The Solar World apartment complex stands inside the Fairchild Air Force Base crash zone, about a mile from the base.
It was purchased by Spokane County last year through a $2.7 million grant that came from the office of Gov. Jay Inslee for the purpose of clearing civilian encroachment next to Fairchild.
All of the residents are now gone from the complex that covers several blocks near 18th Avenue and Lawson Street.
The county has arranged to have a contractor demolish the buildings. But first, officials are offering it to the Airway Heights Fire Department for a possible training exercise.
Don Malone, deputy fire chief for training in Airway Heights, said he is in the preliminary stages of developing a training exercise, but has several issues to consider.
The most significant is the approaching summer fire season.
There is reluctance to set the buildings alight for training if there is a risk of flames spreading, he said.
Any training exercise would be better timed with the region’s cooler and damper months, Malone said.
That could force the county to wait to get the property cleared.
“We are kind of looking at all of the options,” Malone said.
County officials said there is no specific timetable requiring demolition.
The complex is made up of 24 buildings with four units in each, plus a caretaker’s home.
If they are used for fire training, at least three of the buildings would not be set on fire to provide a safety buffer.
County commissioners last week said that the complex is large enough that it might be suitable for a simulation of a large disaster requiring a regionwide response. That kind of training could involve the county’s emergency management department, Spokane airport fire crews, other fire agencies and even Fairchild crews.
Commissioner Al French told project manager Don Coon to contact different agencies to gauge interest in a wider exercise. He also said that if the buildings are set on fire, it needs to be done when Fairchild is not using the runway approach since a plume of smoke could create a hazard for aircraft.

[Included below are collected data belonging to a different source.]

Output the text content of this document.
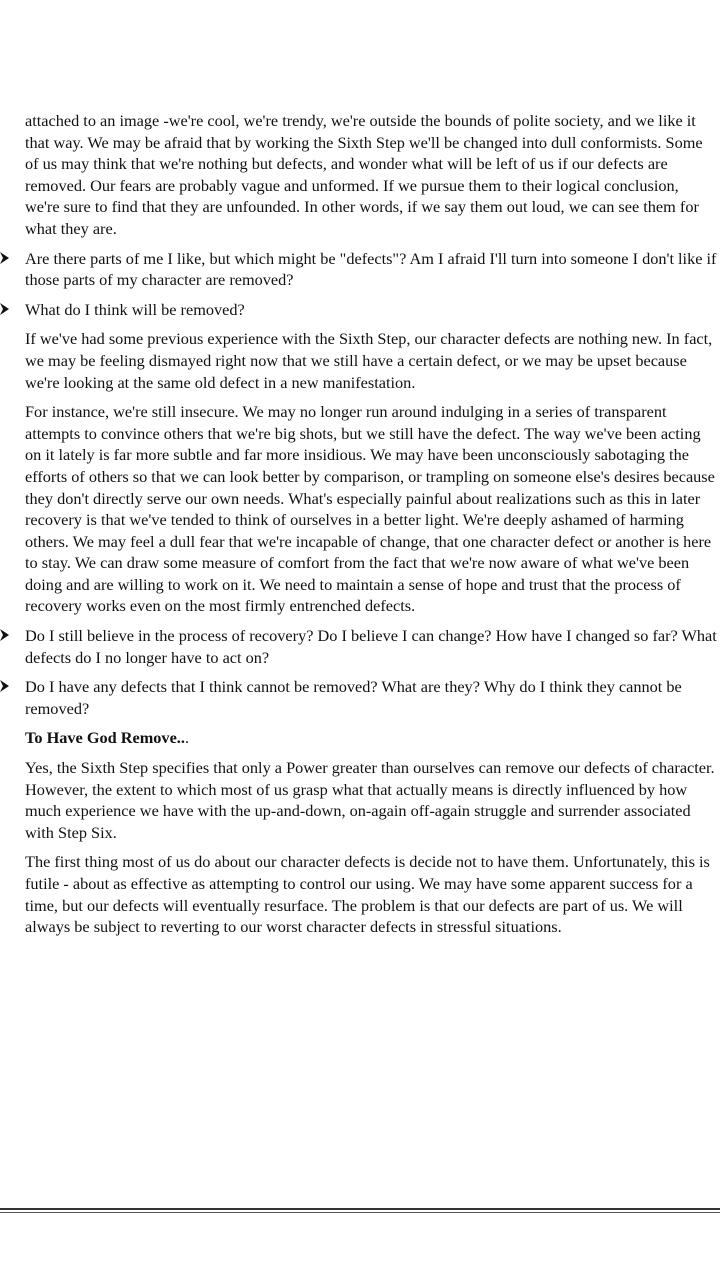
attached to an image -we're cool, we're trendy, we're outside the bounds of polite society, and we like it that way. We may be afraid that by working the Sixth Step we'll be changed into dull conformists. Some of us may think that we're nothing but defects, and wonder what will be left of us if our defects are removed. Our fears are probably vague and unformed. If we pursue them to their logical conclusion, we're sure to find that they are unfounded. In other words, if we say them out loud, we can see them for what they are.

Are there parts of me I like, but which might be "defects"? Am I afraid I'll turn into someone I don't like if those parts of my character are removed?
What do I think will be removed?

If we've had some previous experience with the Sixth Step, our character defects are nothing new. In fact, we may be feeling dismayed right now that we still have a certain defect, or we may be upset because we're looking at the same old defect in a new manifestation.

For instance, we're still insecure. We may no longer run around indulging in a series of transparent attempts to convince others that we're big shots, but we still have the defect. The way we've been acting on it lately is far more subtle and far more insidious. We may have been unconsciously sabotaging the efforts of others so that we can look better by comparison, or trampling on someone else's desires because they don't directly serve our own needs. What's especially painful about realizations such as this in later recovery is that we've tended to think of ourselves in a better light. We're deeply ashamed of harming others. We may feel a dull fear that we're incapable of change, that one character defect or another is here to stay. We can draw some measure of comfort from the fact that we're now aware of what we've been doing and are willing to work on it. We need to maintain a sense of hope and trust that the process of recovery works even on the most firmly entrenched defects.

Do I still believe in the process of recovery? Do I believe I can change? How have I changed so far? What defects do I no longer have to act on?
Do I have any defects that I think cannot be removed? What are they? Why do I think they cannot be removed?

To Have God Remove...

Yes, the Sixth Step specifies that only a Power greater than ourselves can remove our defects of character. However, the extent to which most of us grasp what that actually means is directly influenced by how much experience we have with the up-and-down, on-again off-again struggle and surrender associated with Step Six.

The first thing most of us do about our character defects is decide not to have them. Unfortunately, this is futile - about as effective as attempting to control our using. We may have some apparent success for a time, but our defects will eventually resurface. The problem is that our defects are part of us. We will always be subject to reverting to our worst character defects in stressful situations.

Commissioners and other local leaders have been eager to remove housing units from beneath the approach to Fairchild’s runway in the area designated as the “accident potential zone.”
Another 188 units, mainly manufactured homes, also are inside the Fairchild crash zone in the vicinity of Solar World.
Last year, voters rejected a property tax levy lift measure to provide up to $20 million over nine years for purchase and relocation of those properties.
Residents living in those manufactured homes recently circulated a petition in opposition to being forced off their parks. A copy of the petition sent to The Spokesman-Review has 70 names. Many of the residents own their homes, but rent their lots.
Catholic Charities has been trying to put together a project for alternate housing on the opposite side of U.S. Highway 2 where residents could relocate.
Once the Solar World land is vacated, French said, it could be sold off for light industries that employ small workforces – a land use that meets Air Force guidelines for human occupancy in the accident zones.